According to Bloomberg (2/14/14), both Bank of America Corp and HSBC Holdings Plc agreed to settle lawsuits filed by homeowners who alleged they were overcharged for their force-placed insurance. Included in the excess costs charged to homeowners were reportedly fees and commissions paid to the bank. The settlement is currently confidential, with both sides still required to sign the formal agreement.

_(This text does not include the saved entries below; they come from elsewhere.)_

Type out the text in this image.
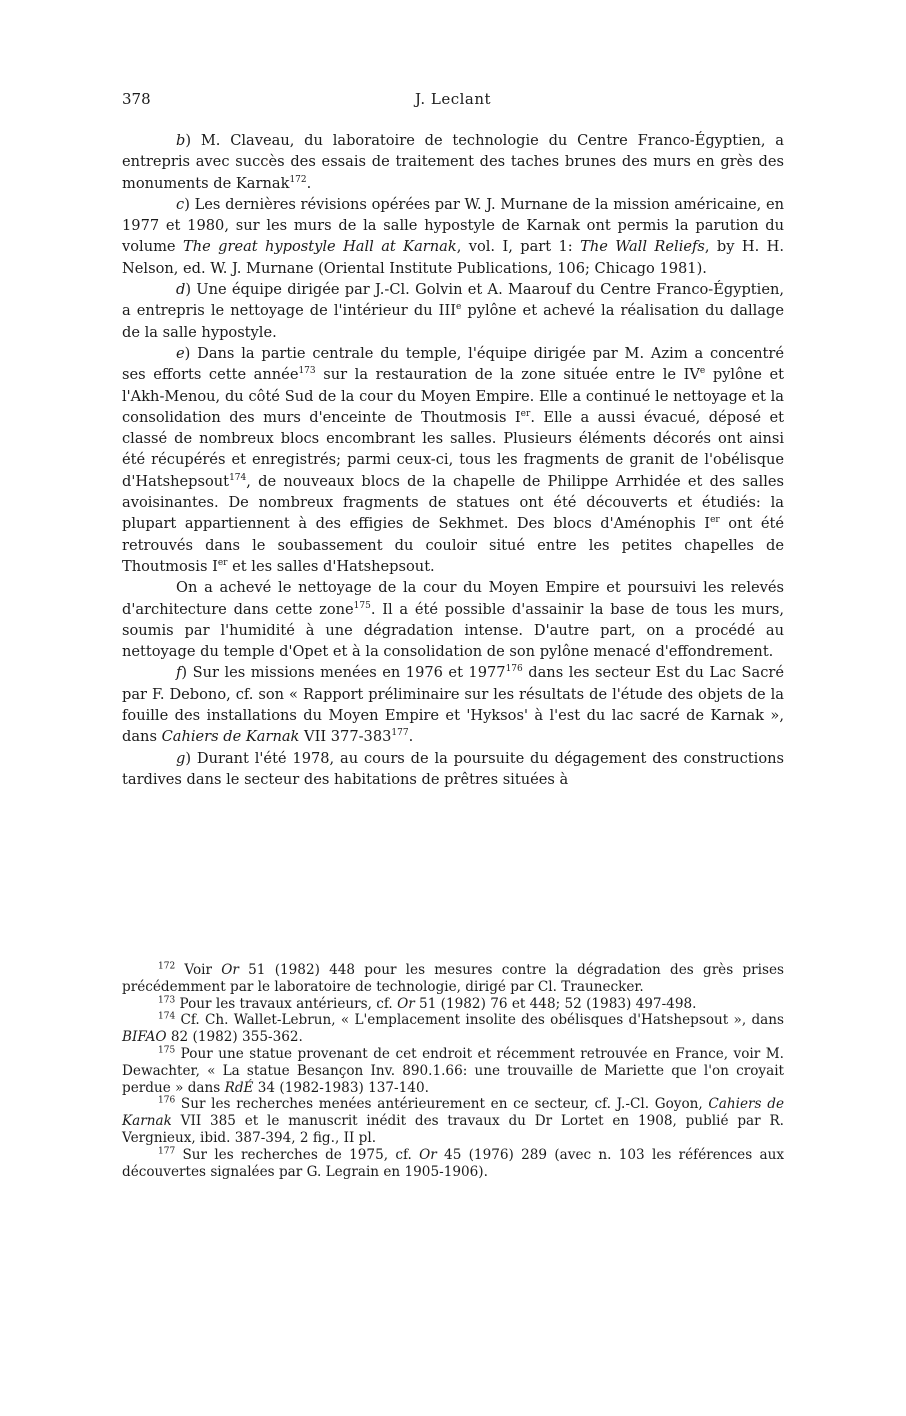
378	J. Leclant

b) M. Claveau, du laboratoire de technologie du Centre Franco-Égyptien, a entrepris avec succès des essais de traitement des taches brunes des murs en grès des monuments de Karnak$^{172}$.

c) Les dernières révisions opérées par W. J. Murnane de la mission américaine, en 1977 et 1980, sur les murs de la salle hypostyle de Karnak ont permis la parution du volume The great hypostyle Hall at Karnak, vol. I, part 1: The Wall Reliefs, by H. H. Nelson, ed. W. J. Murnane (Oriental Institute Publications, 106; Chicago 1981).

d) Une équipe dirigée par J.-Cl. Golvin et A. Maarouf du Centre Franco-Égyptien, a entrepris le nettoyage de l'intérieur du IIIe pylône et achevé la réalisation du dallage de la salle hypostyle.

e) Dans la partie centrale du temple, l'équipe dirigée par M. Azim a concentré ses efforts cette année$^{173}$ sur la restauration de la zone située entre le IVe pylône et l'Akh-Menou, du côté Sud de la cour du Moyen Empire. Elle a continué le nettoyage et la consolidation des murs d'enceinte de Thoutmosis Ier. Elle a aussi évacué, déposé et classé de nombreux blocs encombrant les salles. Plusieurs éléments décorés ont ainsi été récupérés et enregistrés; parmi ceux-ci, tous les fragments de granit de l'obélisque d'Hatshepsout$^{174}$, de nouveaux blocs de la chapelle de Philippe Arrhidée et des salles avoisinantes. De nombreux fragments de statues ont été découverts et étudiés: la plupart appartiennent à des effigies de Sekhmet. Des blocs d'Aménophis Ier ont été retrouvés dans le soubassement du couloir situé entre les petites chapelles de Thoutmosis Ier et les salles d'Hatshepsout.

On a achevé le nettoyage de la cour du Moyen Empire et poursuivi les relevés d'architecture dans cette zone$^{175}$. Il a été possible d'assainir la base de tous les murs, soumis par l'humidité à une dégradation intense. D'autre part, on a procédé au nettoyage du temple d'Opet et à la consolidation de son pylône menacé d'effondrement.

f) Sur les missions menées en 1976 et 1977$^{176}$ dans les secteur Est du Lac Sacré par F. Debono, cf. son « Rapport préliminaire sur les résultats de l'étude des objets de la fouille des installations du Moyen Empire et 'Hyksos' à l'est du lac sacré de Karnak », dans Cahiers de Karnak VII $377-383^{177}$.

g) Durant l'été 1978, au cours de la poursuite du dégagement des constructions tardives dans le secteur des habitations de prêtres situées à

$^{172}$ Voir Or 51 (1982) 448 pour les mesures contre la dégradation des grès prises précédemment par le laboratoire de technologie, dirigé par Cl. Traunecker.

$^{173}$ Pour les travaux antérieurs, cf. Or 51 (1982) 76 et 448; 52 (1983) 497-498.

$^{174}$ Cf. Ch. Wallet-Lebrun, « L'emplacement insolite des obélisques d'Hatshepsout », dans BIFAO 82 (1982) 355-362.

$^{175}$ Pour une statue provenant de cet endroit et récemment retrouvée en France, voir M. Dewachter, « La statue Besançon Inv. 890.1.66: une trouvaille de Mariette que l'on croyait perdue » dans RdÉ 34 (1982-1983) 137-140.

$^{176}$ Sur les recherches menées antérieurement en ce secteur, cf. J.-Cl. Goyon, Cahiers de Karnak VII 385 et le manuscrit inédit des travaux du Dr Lortet en 1908, publié par R. Vergnieux, ibid. 387-394, 2 fig., II pl.

$^{177}$ Sur les recherches de 1975, cf. Or 45 (1976) 289 (avec n. 103 les références aux découvertes signalées par G. Legrain en 1905-1906).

Meanwhile, Reuters (2/6/14) reports that Citigroup has also agreed to settle lawsuits filed against it regarding force-placed insurance. The lawsuit, which reportedly involves thousands of homeowners, will be settled for $110 million and will see class members receive 12.5 percent of the premium when they submit their claim. In addition, Citi will also agree to not accept commissions for force-placed insurance for six years from the date of the settlement.
Force-placed insurance is insurance that is put on a property if the homeowner cannot provide proof of valid insurance on the property. The idea is that it covers the bank or mortgage lender’s interest in the property, but because it is placed by the lender, the homeowner often has no say in which company provides the insurance, resulting in an increased insurance rate. Furthermore, although force-placed insurance tends to be much more expensive than commercially available insurance, with premiums up to 10 times higher according to some lawsuits, the insurance often comes with much less protection.

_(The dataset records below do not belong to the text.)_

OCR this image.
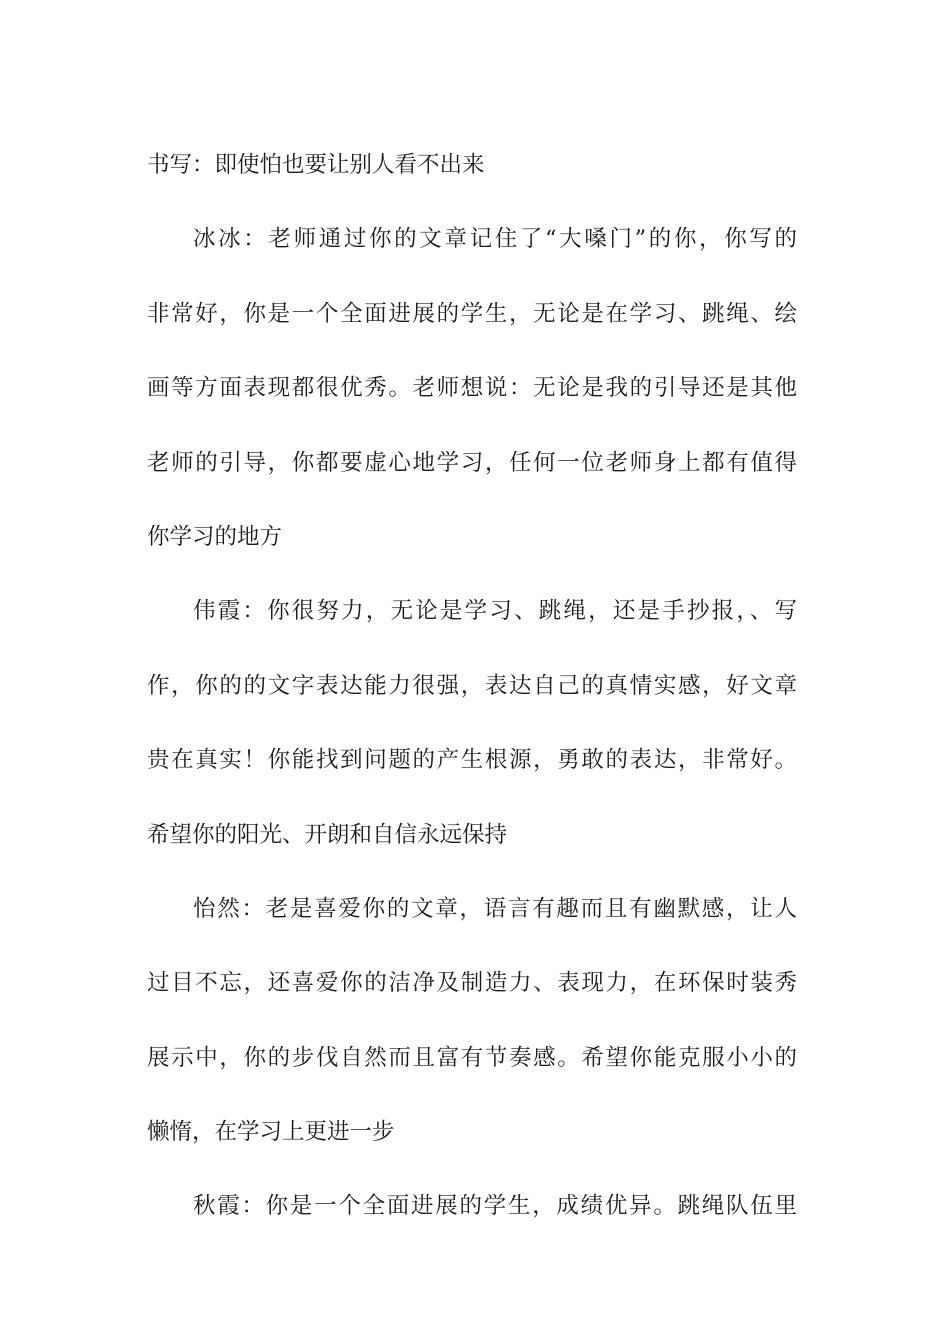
书写：即使怕也要让别人看不出来
冰冰：老师通过你的文章记住了“大嗓门”的你，你写的
非常好，你是一个全面进展的学生，无论是在学习、跳绳、绘
画等方面表现都很优秀。老师想说：无论是我的引导还是其他
老师的引导，你都要虚心地学习，任何一位老师身上都有值得
你学习的地方
伟霞：你很努力，无论是学习、跳绳，还是手抄报，、写
作，你的的文字表达能力很强，表达自己的真情实感，好文章
贵在真实！你能找到问题的产生根源，勇敢的表达，非常好。
希望你的阳光、开朗和自信永远保持
怡然：老是喜爱你的文章，语言有趣而且有幽默感，让人
过目不忘，还喜爱你的洁净及制造力、表现力，在环保时装秀
展示中，你的步伐自然而且富有节奏感。希望你能克服小小的
懒惰，在学习上更进一步
秋霞：你是一个全面进展的学生，成绩优异。跳绳队伍里
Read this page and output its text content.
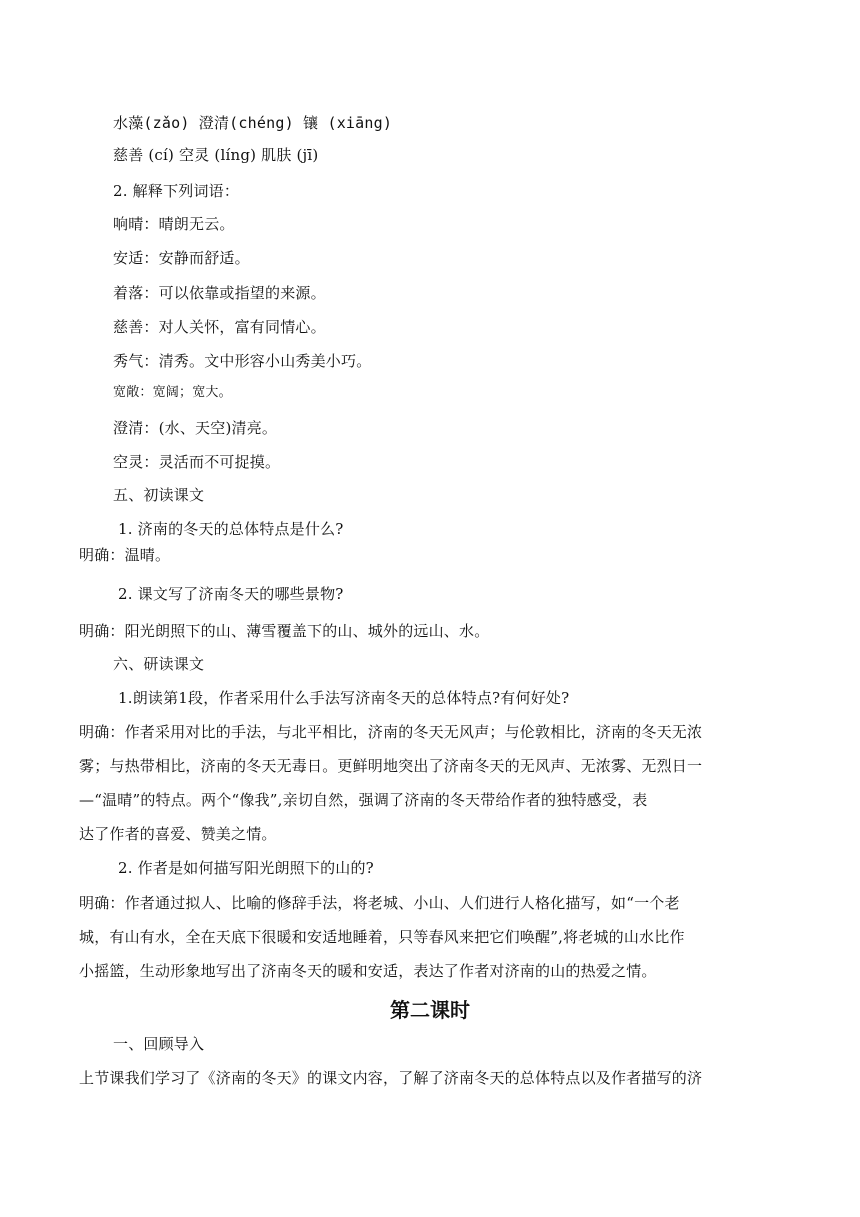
水藻(zǎo) 澄清(chéng) 镶 (xiāng)
慈善 (cí) 空灵 (líng) 肌肤 (jī)
2. 解释下列词语：
响晴：晴朗无云。
安适：安静而舒适。
着落：可以依靠或指望的来源。
慈善：对人关怀，富有同情心。
秀气：清秀。文中形容小山秀美小巧。
宽敞：宽阔；宽大。
澄清：(水、天空)清亮。
空灵：灵活而不可捉摸。
五、初读课文
1. 济南的冬天的总体特点是什么?
明确：温晴。
2. 课文写了济南冬天的哪些景物?
明确：阳光朗照下的山、薄雪覆盖下的山、城外的远山、水。
六、研读课文
1.朗读第1段，作者采用什么手法写济南冬天的总体特点?有何好处?
明确：作者采用对比的手法，与北平相比，济南的冬天无风声；与伦敦相比，济南的冬天无浓
雾；与热带相比，济南的冬天无毒日。更鲜明地突出了济南冬天的无风声、无浓雾、无烈日一
—“温晴”的特点。两个“像我”,亲切自然，强调了济南的冬天带给作者的独特感受，表
达了作者的喜爱、赞美之情。
2. 作者是如何描写阳光朗照下的山的?
明确：作者通过拟人、比喻的修辞手法，将老城、小山、人们进行人格化描写，如“一个老
城，有山有水，全在天底下很暖和安适地睡着，只等春风来把它们唤醒”,将老城的山水比作
小摇篮，生动形象地写出了济南冬天的暖和安适，表达了作者对济南的山的热爱之情。
第二课时
一、回顾导入
上节课我们学习了《济南的冬天》的课文内容，了解了济南冬天的总体特点以及作者描写的济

READ MORE FORCE-PLACED INSURANCE AND BANK LEGAL NEWS
The Bank of America case is Hall v. Bank of America N.A., 1:12-cv-22700, while the HSBC case is Lopez v. HSBC Bank USA N.A., 13-cv-21104. The Citi lawsuit is Gordon Casey, Duane Skinner and Celeste Coonan, individually and on behalf of all others similarly situated vs Citigroup Inc., Case No. 12-00820, U.S. District Court, Northern District of New York.